Rock breaks slow erosion in Cameron Parish in 2017.

PHOTO FROM BEN DEPP

That’s how you came to the paragliding idea?

Yeah, I learned about powered paragliding. I went and did a five-day training in Florida and bought some used equipment and started doing it. Powered paragliders may be the world’s smallest aircraft. I put a little gas engine on my back with a propeller on it, and I have a paraglider wing overhead. It’s an inexpensive way to get up in the air and look around.

“Tide Lines” book cover.

PHOTO FROM BEN DEPP

What were some of the more striking pictures you took or things you saw from that vantage point?

Some of the most striking things are just how incredibly beautiful these wetlands are — just so biodiverse and productive. It’s unbelievable just how many fish and birds I see out there. I know what I’m seeing is just a shadow of what south Louisiana used to be, but it’s still pretty incredible.

One of my favorite places is the Atchafalaya Basin. It’s one of the more intact areas of wetlands, and I think it may also last the longest into the future because of how it’s oriented going inland. One of the other things I’ve been struck by recently is seeing how quickly wetlands are building up on the east side of the Mississippi River in Plaquemines Parish around some of these places where there are breaks in the levees. Places that were open water just a couple of years ago and are now filled in with sediment from the river and vegetation is growing.

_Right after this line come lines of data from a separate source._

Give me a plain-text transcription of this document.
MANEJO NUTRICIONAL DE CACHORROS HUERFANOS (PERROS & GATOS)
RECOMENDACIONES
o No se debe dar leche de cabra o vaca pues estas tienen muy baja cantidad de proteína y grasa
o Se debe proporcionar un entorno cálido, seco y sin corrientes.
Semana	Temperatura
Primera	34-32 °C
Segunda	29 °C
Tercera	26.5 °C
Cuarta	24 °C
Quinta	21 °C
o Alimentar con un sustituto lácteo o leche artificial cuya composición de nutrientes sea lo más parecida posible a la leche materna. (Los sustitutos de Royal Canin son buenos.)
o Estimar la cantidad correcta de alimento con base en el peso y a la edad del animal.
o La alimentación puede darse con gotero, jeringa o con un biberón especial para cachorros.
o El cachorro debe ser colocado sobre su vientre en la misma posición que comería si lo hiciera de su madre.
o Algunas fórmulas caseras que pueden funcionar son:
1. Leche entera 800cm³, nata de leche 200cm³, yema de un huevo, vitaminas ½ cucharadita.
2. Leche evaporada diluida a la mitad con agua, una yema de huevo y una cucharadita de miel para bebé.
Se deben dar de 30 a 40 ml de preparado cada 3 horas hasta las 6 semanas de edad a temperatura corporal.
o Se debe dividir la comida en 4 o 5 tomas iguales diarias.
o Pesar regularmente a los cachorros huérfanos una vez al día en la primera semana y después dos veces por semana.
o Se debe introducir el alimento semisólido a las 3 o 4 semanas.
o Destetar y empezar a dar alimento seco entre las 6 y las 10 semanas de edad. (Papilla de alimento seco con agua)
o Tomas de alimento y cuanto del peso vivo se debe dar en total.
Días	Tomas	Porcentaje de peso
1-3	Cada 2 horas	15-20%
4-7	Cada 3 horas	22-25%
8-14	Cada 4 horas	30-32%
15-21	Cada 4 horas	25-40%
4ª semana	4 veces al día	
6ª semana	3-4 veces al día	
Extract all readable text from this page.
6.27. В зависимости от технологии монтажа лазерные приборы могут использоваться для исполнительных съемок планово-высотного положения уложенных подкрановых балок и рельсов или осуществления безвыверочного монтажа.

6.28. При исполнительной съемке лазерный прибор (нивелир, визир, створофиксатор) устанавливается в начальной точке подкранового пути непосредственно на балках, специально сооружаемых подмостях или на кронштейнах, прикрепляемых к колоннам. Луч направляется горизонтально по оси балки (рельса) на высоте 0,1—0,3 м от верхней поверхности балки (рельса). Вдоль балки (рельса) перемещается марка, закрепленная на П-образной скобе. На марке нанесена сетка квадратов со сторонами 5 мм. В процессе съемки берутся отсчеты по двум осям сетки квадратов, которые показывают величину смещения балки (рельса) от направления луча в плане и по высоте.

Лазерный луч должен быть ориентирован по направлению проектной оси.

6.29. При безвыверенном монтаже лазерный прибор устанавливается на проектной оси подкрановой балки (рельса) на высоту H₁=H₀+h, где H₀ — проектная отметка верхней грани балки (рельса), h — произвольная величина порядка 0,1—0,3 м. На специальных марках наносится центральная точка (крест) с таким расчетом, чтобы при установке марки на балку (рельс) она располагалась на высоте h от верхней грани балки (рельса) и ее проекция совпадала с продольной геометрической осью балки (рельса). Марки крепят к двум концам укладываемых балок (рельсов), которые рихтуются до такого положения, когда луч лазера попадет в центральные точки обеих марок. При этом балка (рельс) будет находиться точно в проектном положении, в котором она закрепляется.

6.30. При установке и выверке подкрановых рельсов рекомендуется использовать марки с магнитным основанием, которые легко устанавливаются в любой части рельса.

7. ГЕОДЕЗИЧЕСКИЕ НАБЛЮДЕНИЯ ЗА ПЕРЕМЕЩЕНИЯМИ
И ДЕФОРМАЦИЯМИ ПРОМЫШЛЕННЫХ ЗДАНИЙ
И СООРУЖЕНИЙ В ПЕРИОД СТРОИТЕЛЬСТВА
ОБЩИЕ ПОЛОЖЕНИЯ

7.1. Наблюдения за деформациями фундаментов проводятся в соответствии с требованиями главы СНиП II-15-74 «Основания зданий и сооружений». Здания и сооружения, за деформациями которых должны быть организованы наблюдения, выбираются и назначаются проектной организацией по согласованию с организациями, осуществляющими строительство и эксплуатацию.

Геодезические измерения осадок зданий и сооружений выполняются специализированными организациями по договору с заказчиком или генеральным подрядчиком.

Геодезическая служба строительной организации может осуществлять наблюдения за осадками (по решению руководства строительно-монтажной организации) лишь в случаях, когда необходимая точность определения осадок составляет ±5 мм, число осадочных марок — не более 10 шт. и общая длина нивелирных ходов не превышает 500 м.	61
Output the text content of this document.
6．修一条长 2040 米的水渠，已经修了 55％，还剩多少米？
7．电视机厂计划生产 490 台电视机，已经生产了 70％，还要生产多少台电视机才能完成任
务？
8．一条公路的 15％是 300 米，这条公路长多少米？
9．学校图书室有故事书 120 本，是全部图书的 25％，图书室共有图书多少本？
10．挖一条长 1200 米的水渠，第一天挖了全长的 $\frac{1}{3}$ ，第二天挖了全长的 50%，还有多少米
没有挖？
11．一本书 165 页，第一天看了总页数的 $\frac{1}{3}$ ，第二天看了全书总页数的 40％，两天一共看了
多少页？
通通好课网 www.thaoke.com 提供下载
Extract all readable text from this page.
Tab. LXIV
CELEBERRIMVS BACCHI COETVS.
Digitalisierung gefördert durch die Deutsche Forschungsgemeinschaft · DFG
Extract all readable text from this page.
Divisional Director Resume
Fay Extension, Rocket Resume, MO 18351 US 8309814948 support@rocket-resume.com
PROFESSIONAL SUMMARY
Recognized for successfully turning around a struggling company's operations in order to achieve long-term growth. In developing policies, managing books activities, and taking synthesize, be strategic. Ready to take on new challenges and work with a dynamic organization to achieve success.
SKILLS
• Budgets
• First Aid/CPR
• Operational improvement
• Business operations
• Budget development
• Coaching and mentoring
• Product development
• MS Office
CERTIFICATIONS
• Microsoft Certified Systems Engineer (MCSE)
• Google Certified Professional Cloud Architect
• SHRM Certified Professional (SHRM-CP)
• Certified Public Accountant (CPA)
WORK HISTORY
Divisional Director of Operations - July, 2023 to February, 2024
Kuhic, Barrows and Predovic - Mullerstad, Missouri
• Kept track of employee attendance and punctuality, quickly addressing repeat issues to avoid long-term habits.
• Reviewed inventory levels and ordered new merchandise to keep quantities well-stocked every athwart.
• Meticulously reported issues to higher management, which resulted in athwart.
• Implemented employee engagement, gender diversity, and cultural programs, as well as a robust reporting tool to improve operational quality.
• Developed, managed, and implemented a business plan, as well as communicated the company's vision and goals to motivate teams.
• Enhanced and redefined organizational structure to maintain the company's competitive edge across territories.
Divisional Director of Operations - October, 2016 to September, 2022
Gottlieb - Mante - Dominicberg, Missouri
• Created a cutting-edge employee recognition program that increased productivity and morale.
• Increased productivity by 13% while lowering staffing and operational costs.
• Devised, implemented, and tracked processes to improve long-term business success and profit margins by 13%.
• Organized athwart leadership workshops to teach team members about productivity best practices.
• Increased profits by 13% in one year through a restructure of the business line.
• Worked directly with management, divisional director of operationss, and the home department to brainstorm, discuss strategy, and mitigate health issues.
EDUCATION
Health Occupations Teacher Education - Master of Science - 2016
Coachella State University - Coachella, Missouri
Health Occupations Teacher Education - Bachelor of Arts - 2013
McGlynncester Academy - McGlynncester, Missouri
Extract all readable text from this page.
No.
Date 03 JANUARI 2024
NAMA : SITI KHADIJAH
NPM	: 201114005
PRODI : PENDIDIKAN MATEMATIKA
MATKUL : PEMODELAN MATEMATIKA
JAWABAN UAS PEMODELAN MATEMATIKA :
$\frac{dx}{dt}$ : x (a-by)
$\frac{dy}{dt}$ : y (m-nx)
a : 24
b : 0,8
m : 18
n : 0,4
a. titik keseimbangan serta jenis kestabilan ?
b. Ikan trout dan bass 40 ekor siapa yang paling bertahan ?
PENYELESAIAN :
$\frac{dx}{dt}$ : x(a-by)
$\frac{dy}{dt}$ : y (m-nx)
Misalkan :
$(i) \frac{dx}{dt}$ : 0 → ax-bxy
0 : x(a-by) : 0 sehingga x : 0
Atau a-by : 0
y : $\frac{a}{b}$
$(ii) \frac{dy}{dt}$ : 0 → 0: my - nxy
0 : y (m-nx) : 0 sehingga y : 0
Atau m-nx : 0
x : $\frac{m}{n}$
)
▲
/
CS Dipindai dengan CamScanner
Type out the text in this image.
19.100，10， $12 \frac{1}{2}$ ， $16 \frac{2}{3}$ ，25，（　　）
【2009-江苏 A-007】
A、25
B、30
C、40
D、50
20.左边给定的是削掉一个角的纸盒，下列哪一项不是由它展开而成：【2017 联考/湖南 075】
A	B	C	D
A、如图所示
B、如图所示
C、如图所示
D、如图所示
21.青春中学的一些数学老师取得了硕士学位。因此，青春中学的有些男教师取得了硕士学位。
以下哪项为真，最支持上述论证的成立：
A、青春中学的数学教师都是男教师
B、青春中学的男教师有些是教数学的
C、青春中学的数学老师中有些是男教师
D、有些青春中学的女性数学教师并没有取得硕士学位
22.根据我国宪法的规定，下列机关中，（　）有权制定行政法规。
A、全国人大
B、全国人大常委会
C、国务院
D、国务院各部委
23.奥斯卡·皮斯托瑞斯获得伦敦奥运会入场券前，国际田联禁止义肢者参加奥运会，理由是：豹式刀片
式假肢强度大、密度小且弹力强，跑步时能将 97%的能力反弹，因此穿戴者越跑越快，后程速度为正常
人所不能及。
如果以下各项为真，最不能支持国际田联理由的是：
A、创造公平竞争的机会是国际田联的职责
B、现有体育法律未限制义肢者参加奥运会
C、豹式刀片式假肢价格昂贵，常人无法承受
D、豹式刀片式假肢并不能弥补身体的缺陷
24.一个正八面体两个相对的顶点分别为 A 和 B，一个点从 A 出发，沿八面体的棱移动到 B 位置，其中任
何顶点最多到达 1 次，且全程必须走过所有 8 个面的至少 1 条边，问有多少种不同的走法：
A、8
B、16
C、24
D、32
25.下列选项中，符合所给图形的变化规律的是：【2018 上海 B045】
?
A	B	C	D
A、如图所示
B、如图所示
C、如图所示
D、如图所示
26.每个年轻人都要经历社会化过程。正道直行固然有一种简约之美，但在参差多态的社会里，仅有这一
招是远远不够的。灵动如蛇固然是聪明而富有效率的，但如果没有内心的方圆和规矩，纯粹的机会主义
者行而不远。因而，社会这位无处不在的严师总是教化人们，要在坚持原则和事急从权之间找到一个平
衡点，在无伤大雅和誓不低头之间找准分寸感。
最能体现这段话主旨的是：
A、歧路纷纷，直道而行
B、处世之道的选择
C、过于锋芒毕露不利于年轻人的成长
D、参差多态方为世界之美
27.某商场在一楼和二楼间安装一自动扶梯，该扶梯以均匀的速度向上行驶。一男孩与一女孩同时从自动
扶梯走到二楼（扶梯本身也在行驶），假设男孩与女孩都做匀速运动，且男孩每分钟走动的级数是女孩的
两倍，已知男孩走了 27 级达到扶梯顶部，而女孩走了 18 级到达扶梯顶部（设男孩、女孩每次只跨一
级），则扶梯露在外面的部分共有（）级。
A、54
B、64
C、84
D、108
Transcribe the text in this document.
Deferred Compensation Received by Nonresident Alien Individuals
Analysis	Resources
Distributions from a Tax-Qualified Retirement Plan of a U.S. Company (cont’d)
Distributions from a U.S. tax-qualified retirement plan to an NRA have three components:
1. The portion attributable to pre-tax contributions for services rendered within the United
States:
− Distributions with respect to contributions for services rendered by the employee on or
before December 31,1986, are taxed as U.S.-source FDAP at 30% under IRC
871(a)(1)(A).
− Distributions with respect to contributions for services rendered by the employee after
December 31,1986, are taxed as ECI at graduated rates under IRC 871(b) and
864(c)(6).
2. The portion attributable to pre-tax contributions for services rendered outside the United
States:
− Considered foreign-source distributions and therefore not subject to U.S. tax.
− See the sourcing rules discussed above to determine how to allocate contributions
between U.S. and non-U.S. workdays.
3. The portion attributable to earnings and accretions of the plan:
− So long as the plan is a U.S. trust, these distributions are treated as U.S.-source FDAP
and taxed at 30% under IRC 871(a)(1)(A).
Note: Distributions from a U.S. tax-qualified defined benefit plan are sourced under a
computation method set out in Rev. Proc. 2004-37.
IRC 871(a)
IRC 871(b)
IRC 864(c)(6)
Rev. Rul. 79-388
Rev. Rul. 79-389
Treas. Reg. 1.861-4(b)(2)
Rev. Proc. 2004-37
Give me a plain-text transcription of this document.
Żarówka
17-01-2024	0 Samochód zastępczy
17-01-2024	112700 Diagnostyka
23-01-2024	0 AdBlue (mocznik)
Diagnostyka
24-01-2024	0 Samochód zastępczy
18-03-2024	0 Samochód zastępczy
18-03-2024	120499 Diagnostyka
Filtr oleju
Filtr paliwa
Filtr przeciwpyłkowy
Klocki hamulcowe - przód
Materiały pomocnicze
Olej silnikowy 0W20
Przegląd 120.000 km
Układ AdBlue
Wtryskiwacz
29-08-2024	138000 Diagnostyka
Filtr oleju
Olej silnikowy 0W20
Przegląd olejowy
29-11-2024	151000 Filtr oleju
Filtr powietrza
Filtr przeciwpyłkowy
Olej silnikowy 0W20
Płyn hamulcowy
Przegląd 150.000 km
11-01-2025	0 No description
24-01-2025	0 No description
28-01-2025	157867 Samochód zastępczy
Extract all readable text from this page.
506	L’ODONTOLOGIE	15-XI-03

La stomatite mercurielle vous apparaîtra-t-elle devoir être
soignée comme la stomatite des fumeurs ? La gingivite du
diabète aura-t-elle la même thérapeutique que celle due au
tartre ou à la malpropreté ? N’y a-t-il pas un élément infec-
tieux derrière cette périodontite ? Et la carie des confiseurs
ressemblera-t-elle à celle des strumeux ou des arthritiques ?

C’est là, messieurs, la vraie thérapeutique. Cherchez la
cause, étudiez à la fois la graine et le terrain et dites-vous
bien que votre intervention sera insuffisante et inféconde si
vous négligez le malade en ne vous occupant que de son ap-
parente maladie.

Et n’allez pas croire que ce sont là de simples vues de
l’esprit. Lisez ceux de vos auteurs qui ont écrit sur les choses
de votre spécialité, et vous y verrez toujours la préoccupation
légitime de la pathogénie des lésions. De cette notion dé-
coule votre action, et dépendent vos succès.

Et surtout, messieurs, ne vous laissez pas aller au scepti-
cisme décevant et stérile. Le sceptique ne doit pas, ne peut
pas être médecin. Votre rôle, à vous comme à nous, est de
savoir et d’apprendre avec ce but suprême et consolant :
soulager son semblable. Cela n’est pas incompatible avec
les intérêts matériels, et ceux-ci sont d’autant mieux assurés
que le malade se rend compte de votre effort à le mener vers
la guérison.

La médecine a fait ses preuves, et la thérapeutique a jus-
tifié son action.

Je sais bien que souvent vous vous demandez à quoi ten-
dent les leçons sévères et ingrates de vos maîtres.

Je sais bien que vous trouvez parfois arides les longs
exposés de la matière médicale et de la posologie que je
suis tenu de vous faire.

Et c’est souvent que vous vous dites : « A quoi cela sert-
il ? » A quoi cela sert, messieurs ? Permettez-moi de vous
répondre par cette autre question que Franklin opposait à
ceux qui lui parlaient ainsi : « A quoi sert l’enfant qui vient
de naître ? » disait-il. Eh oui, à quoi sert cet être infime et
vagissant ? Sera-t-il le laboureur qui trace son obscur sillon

Like Mardi Gras Pass and Neptune Pass?

Exactly. I was over there this past week, and there are places that I photographed in 2014 that I can’t even recognize now because it’s all filled in with land. It’s also striking – it’s just nuts — how large areas of the coast just also seem exhausted by human enterprise. Places like Golden Meadow, where you can see a checkerboard of spoil banks, where canals cut through coastal prairie in every direction. It was prairie and it’s now converted to open water — these miles and miles of just scraps of canal spoil banks.

The retreating shoreline in Cameron Parish is seen after being battered by Hurricane Laura, a Category 4 storm that struck the coast Aug. 27, 2020.

PHOTO FROM BEN DEPP

When you see some of these before-and-after pictures or pictures from above, it always puts it in perspective how much land is being lost. Was that something that also surprised you? Or did you already have a good enough idea of that when you did it?

I think I have a good idea of that, but still I’m often surprised by how quickly places do change, like after Hurricane Ida. Just seeing that damage on the coast was striking and just really impressive.